Ronald Gonzáles is a Ph.D. candidate in Soil and Water Science at the University of Florida, where he is studying the phosphorus nutrition of two varieties of warm-season turf grasses and the environmental impacts of phosphorus fertilization. Plants cannot live without an adequate supply of phosphorus. In some types of soils, however, phosphorus may leach down to the ground water; this element may then be returned to surface waters, triggering increased growth of sunlight-blocking algae in a process known as eutrophication. The consequent depletion of oxygen can kill fish and other aquatic life. Ronald’s research is aimed at determining the levels of phosphorus required for optimal turf growth and quality, beyond which ecosystems are at risk from phosphorus leaching and eutrophication.
A native of Costa Rica, Ronald received a Licenciate in Tropical Agriculture from EARTH University in Guácimo, and a Master’s degree in Soil Science from the University of Wisconsin at Madison. Before coming to the University of Florida, he was Research Coordinator and Assistant Scientist at the Standard Fruit Company of Costa Rica, and Agricultural Farm Manager at Gape, S.A., both in San Carlos. Upon returning to his home country, Ronald hopes to develop improved nutrient management practices for agriculture in Latin America.
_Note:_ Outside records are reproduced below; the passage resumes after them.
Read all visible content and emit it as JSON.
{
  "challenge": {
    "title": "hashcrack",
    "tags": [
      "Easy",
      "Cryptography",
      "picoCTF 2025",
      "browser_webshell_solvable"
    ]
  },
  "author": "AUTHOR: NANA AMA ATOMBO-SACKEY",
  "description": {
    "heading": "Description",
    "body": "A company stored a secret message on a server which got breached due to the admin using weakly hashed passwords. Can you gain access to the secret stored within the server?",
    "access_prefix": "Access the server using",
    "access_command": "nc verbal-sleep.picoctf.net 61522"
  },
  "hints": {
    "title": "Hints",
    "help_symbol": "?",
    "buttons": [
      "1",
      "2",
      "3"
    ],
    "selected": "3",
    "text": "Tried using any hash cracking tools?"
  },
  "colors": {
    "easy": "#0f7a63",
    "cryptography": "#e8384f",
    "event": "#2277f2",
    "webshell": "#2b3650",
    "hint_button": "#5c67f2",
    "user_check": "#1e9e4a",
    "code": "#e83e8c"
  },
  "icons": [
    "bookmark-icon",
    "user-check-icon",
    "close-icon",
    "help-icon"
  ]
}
Born in Piacenza, Italy, Filippo received a Bachelor’s degree in engineering physics from the Politecnico of Milan where he graduated summa cum laude. During his Bachelor’s level studies, Filippo’s interests focused primarily on energy production and global energy problems. These interests led him to pursue a Master of Science in Nuclear Engineering at the Politecnico of Milan. After winning a Monbukagakusho scholarship from the Japanese Ministry of Education, Filippo spent two years at the University of Tokyo doing thesis research on laser aided low temperature plasma diagnostics. These opporunities allowed him complete a double Master’s degree in Nuclear Engineering at the Politecnico of Milan and in Quantum engineering at the University of Tokyo.